M. Jacques Myard. Ce n’est pas le problème !

M. Julien Dray. Chacun a le droit d’exprimer ses convictions. J’écouterai vos arguments, mais je voudrais rappeler ce qui s’est passé.

Il y a déjà eu alors des propositions qui visaient à mettre en place des contrôles génétiques pour les arrêter. Le débat n’est donc pas nouveau.

À l’époque, le Gouvernement a été débordé par sa majorité. Elle a voté des mesures qui ont donné lieu par la suite à une formidable résistance de l’ensemble de la communauté française, au point qu’il a fallu revenir dessus quelques mois après. Mal en a pris les auteurs de cette surenchère, dont M. Philibert. Le sort leur a été funeste aux élections suivantes.

M. Alain Gest. Cela n’a rien à voir !

M. Julien Dray. Mais il y a eu des personnalités qui ont eu le courage de dire que la France n’était pas n’importe quel pays, et qu’elle ne pouvait donc pas faire n’importe quoi dans ses rapports avec le reste du monde, notamment envers les peuples avec lesquels elle entretient des relations particulières. Ces gens-là n’étaient pas de gauche, ils n’appartenaient pas à ma formation politique. Ils ont par la suite occupé d’éminentes fonctions constitutionnelles. En tout cas, ils ont eu le courage de résister à leur propre majorité, du moins à ses éléments les plus radicaux, et c’était tout à leur honneur.

L’immigration, nous en discutons depuis des années. Il n’y a pas de solution miracle, nous le savons tous. Cela étant, ce sont des principes qui sont en jeu. En réalité, nous n’assistons pas à un débat sur la maîtrise des flux migratoires, ni même sur les meilleurs moyens pour les maîtriser. Il s’agit en fait d’un débat interne à la majorité pour régler d’autres conflits desquels la presse nous tient informés. Il y a manifestement une volonté de provocation et cela n’est pas acceptable : vous ne pouvez pas une nouvelle fois régler vos conflits sur le dos des populations d’origine étrangère. (Protestations sur les bancs du groupe de l’Union pour un mouvement populaire.) Là est la véritable racine du problème.

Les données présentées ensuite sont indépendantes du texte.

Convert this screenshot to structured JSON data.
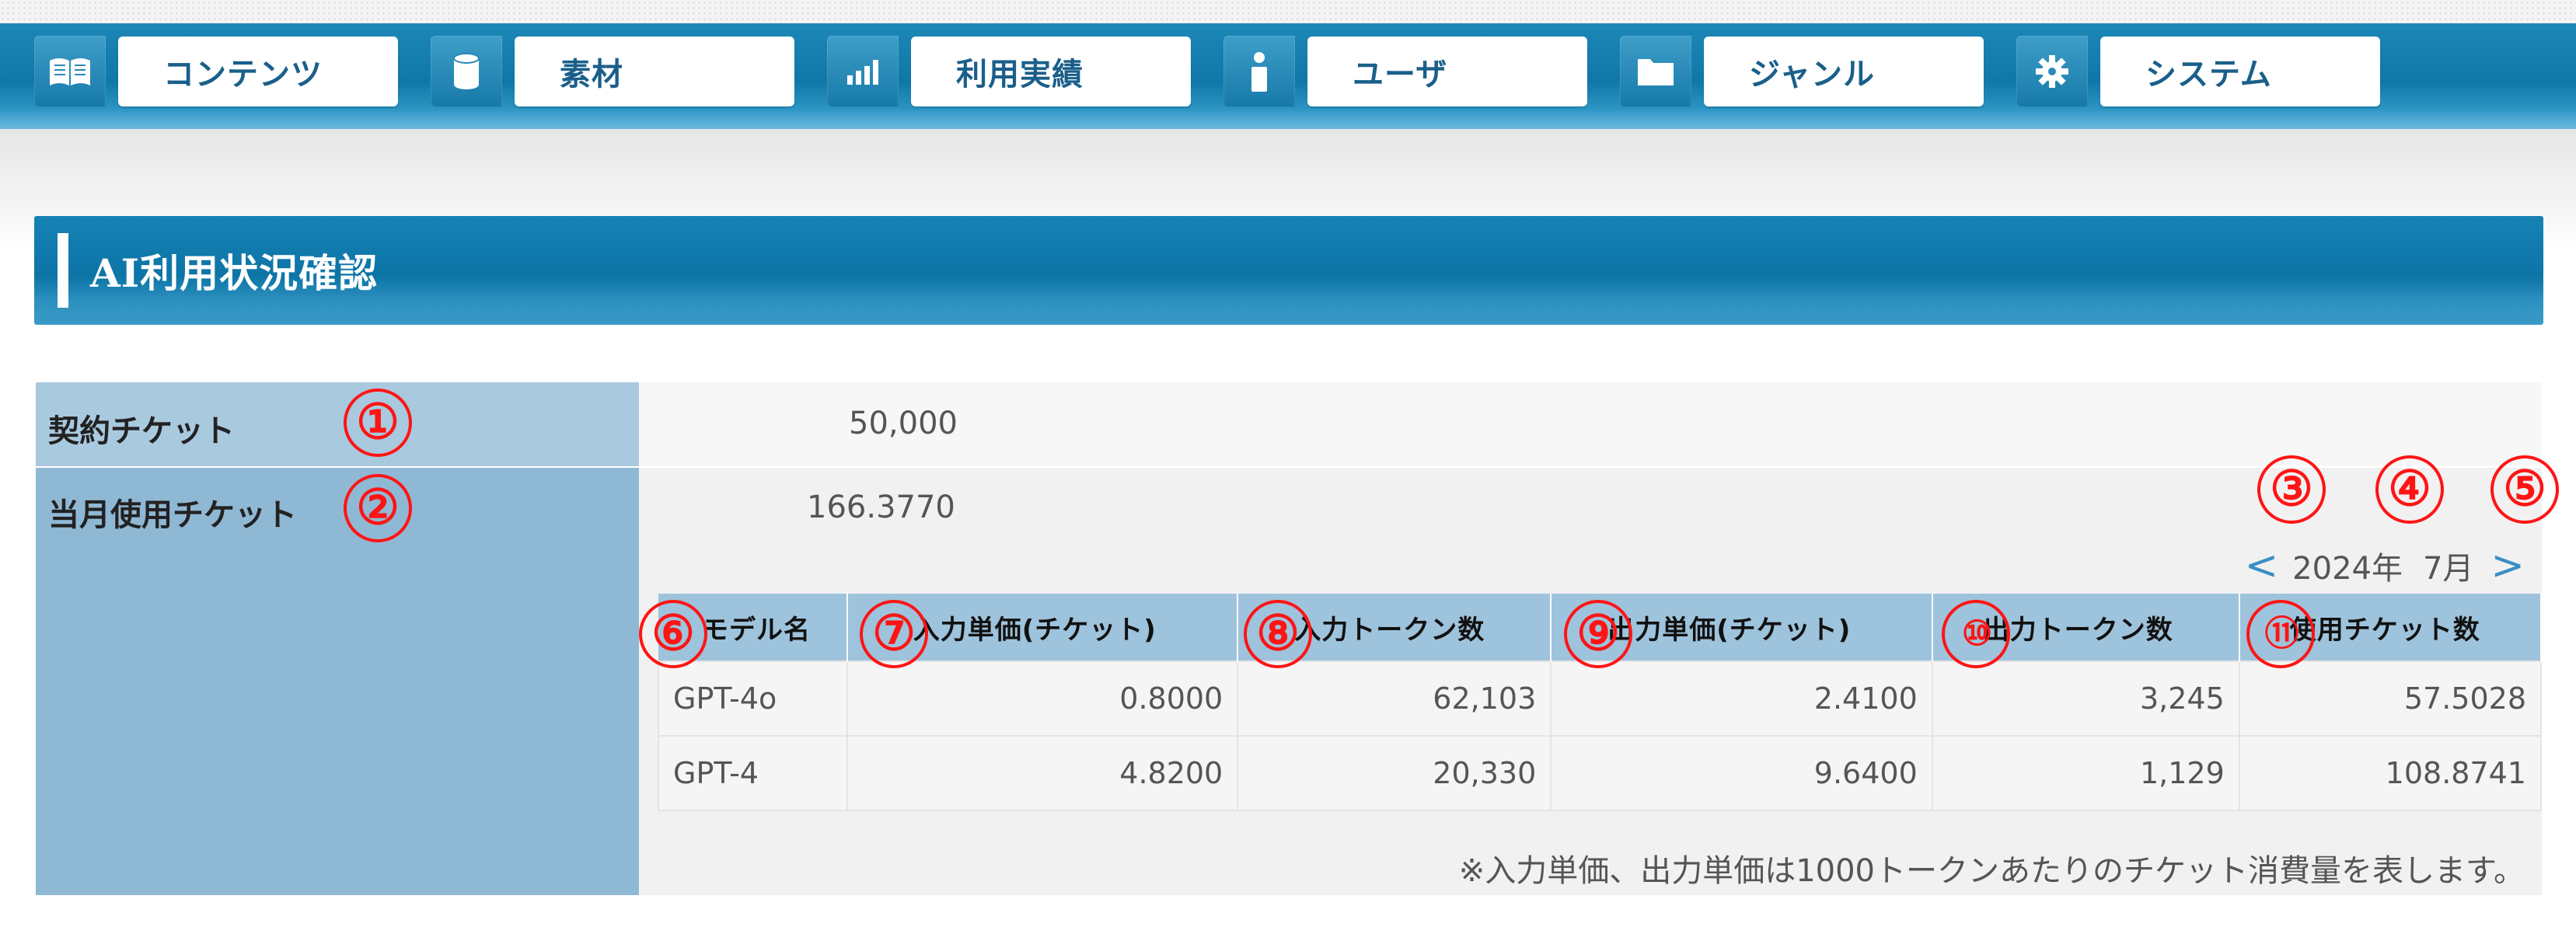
{
  "nav": {
    "items": [
      {
        "label": "コンテンツ",
        "icon": "book-icon"
      },
      {
        "label": "素材",
        "icon": "cylinder-icon"
      },
      {
        "label": "利用実績",
        "icon": "bar-chart-icon"
      },
      {
        "label": "ユーザ",
        "icon": "user-icon"
      },
      {
        "label": "ジャンル",
        "icon": "folder-icon"
      },
      {
        "label": "システム",
        "icon": "gear-icon"
      }
    ]
  },
  "page": {
    "title": "AI利用状況確認"
  },
  "summary": {
    "contract_label": "契約チケット",
    "contract_value": "50,000",
    "monthly_label": "当月使用チケット",
    "monthly_value": "166.3770"
  },
  "month_nav": {
    "prev": "<",
    "year": "2024年",
    "month": "7月",
    "next": ">"
  },
  "annotations": [
    "①",
    "②",
    "③",
    "④",
    "⑤",
    "⑥",
    "⑦",
    "⑧",
    "⑨",
    "⑩",
    "⑪"
  ],
  "table": {
    "headers": [
      "モデル名",
      "入力単価(チケット)",
      "入力トークン数",
      "出力単価(チケット)",
      "出力トークン数",
      "使用チケット数"
    ],
    "rows": [
      [
        "GPT-4o",
        "0.8000",
        "62,103",
        "2.4100",
        "3,245",
        "57.5028"
      ],
      [
        "GPT-4",
        "4.8200",
        "20,330",
        "9.6400",
        "1,129",
        "108.8741"
      ]
    ]
  },
  "footnote": "※入力単価、出力単価は1000トークンあたりのチケット消費量を表します。",
  "colors": {
    "nav_blue": "#0f78a8",
    "label_blue": "#8fb8d4",
    "annotation_red": "#ff1414"
  }
}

Premièrement, le Président de la République, avant d’être élu, a été ministre de l’intérieur. Pourquoi la question, qui n’est pas nouvelle, n’a-t-elle pas été abordée dans les différents projets de loi au cours des cinq dernières années ? Il savait parfaitement que le message adressé aux populations étrangères serait désastreux et le procédé totalement inefficace.

Deuxièmement, pourquoi, au cours des échanges interministériels qui ont présidé à la rédaction du texte, la proposition de tests ADN n’a-t-elle pas été retenue ? Elle a été écartée, vous le savez très bien, monsieur le ministre, pour les mêmes raisons. Le reproche que je vous fais, c’est de ne pas livrer votre conviction et de ne pas expliquer votre position. Vous devriez avoir le courage de fixer les limites à la discussion et de dire qu’une évaluation doit être menée. La France ne peut prendre une décision aussi grave, compte tenu de sa signification à l’égard de l’Europe. Vous le savez, dans ce domaine, la symbolique est encore plus forte que l’efficacité.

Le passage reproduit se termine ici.